Last month, I was fortunate to take 1.5 weeks of paid vacation. This is the first time in my career where I’ve been in a position to do so. Having just bought a car for the first time in eight years, I couldn’t justify the funds to make an epic journey across the globe.
Instead, I went to visit my family for the Kentucky Derby, taking one of my good friends with me. It was her first visit to Louisville, and one of the best times to be in the city. When we returned to Maryland, I took the rest of the week off to rest and recharge.
My first ever stay-cation.
What Would It Be Like to Write Full Time?
I decided I would take those five days and focus solely on my writing – whether that be content for this blog, my book or additions to my fictional “spy” story. And it was wonderful. I wrote about 3,000 words per day. I realized early on in the week that I can’t sit for very long. So, I took walks during the day. Sometimes, I had bourbon in the afternoon. Because I could.

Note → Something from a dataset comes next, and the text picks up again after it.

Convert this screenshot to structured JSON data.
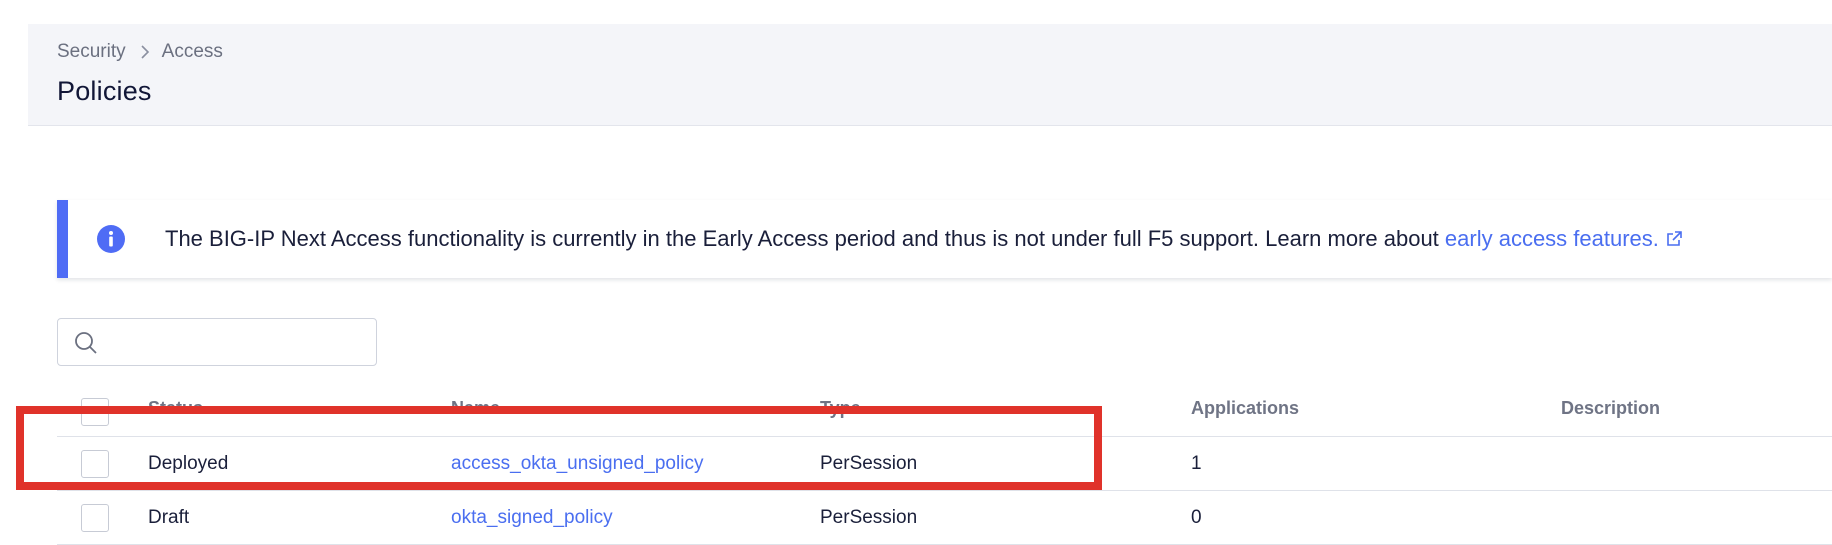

And when I wasn’t feeling inspired, I read or colored. I let myself be. I always wondered if I could manage writing full-time. Would I get anxious? Would I get bored? Could I stick to deadlines? Could I stay focused? I certainly wasn’t writing Virginia Woolf-level prose, but I was writing. And that made me so satisfied at the end of the day that it didn’t matter if I would completely revise what I had written the next day. It didn’t matter that I may never use those words.
Writing is a process. And so is creativity. When I returned to my job the following week, it was hard to reconcile the bureaucracy and lack of inspiration. My 9-5 hasn’t always been this way. I remember once coming home full of energy, but certain organizational changes have stripped any momentum that was once there.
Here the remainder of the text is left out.